Builds the pyramid from level 0 image.

where leftPyramid and rightPyramid are dwPyramidImage objects that have already been initialized.

Note: The Stereo algorithm works with greyscale images only. Therefore, outputRectifiedLeft and outputRectifiedRight must have only one plane. Otherwise, additional steps may be required before building the pyramids. For example, in the case of RGBA images, you would have first to convert to YUV and then extract the Y-plane (by calling dwImageCUDA_getPlaneAsImage()) before building the pyramids.

Step 7: Compute the disparity map

Call dwStereo_computeDisparity() to compute the disparity map based on the parameters set in dwStereoParams.

// Compute disparity given left and right pyramid

dwStereo_computeDisparity(leftPyramid, rightPyramid, stereoAlgorithm));

dwStereo_computeDisparity

DW_API_PUBLIC dwStatus dwStereo_computeDisparity(const dwPyramidImage *leftPyramid, const dwPyramidImage *rightPyramid, dwStereoHandle_t obj)

Computes the disparity map given the two rectified views.

dwStereo_getDisparity() can be called to retrieve the disparity map of the desired side.

// get disparity maps
const dwImageCUDA *disparityLeft, *disparityRight;
dwStereo_getDisparity(disparityLeft, DW_STEREO_SIDE_LEFT, stereoAlgorithm);
dwStereo_getDisparity(disparityRight, DW_STEREO_SIDE_RIGHT, stereoAlgorithm));

Step 8 (Optional): Get an estimation of the confidence associated with each map

In cases where further processing is performed, it can be useful to have an estimation of the confidence associated to each disparity map.

To retrieve the confidence map of the corresponding disparity map, call dwStereo_getConfidence() as follows:

// get confidence maps
const dwImageCUDA *confidenceLeft, *confidenceRight;
dwStereo_getConfidence(confidenceLeft, DW_STEREO_SIDE_LEFT, stereoAlgorithm);
dwStereo_getConfidence(confidenceRight, DW_STEREO_SIDE_RIGHT, stereoAlgorithm);

Confidence is defined as an 8-bit value, where:

0 represents occlusion
1 represents an invalid disparity
Other values represent a confidence score where 255 is maximum and 2 is minimum

An occlusion is a region of the image that is visible in one stereo image but not in the other.
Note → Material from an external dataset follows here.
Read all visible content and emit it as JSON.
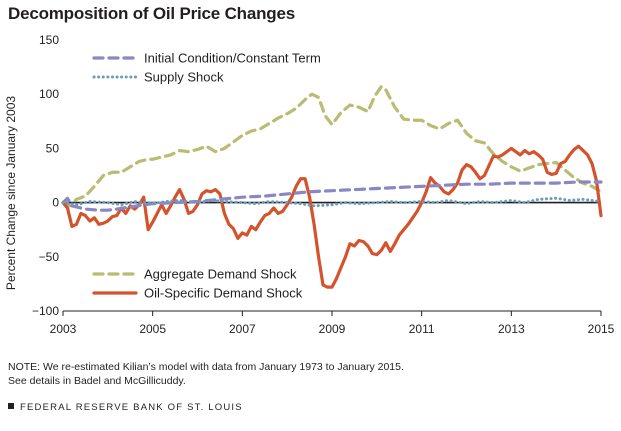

An invalid disparity is found in regions containing no information, and its value has no confidence.

To obtain a real occlusion in the confidence map, both disparity maps must be computed. If only one is computed, then the occlusion can be roughly found among low confidence pixels in the confidence map.

Extracting a disparity map with a resolution lower than that of the input images can greatly improve the runtime and smoothness of the result. However, this improvement comes at the expense of edge precision and overall estimation accuracy.

Step 9: Release the stereo rectifier and stereo algorithm

Finally, release the stereo rectifier and stereo algorithm as follows:

// Release stereo rectifier
dwStereoRectifier_release(stereoRectifier);
 
// Release stereo module
dwStereo_release(stereoAlgorithm);

For more details see Stereo Disparity Sample, where it is shown how to perform image rectification and disparity estimation on a video pair. In the sample, horizontal lines are rendered to show how the pixels in both rectified images lay on the same horizontal line and the resulting disparity maps are visualized.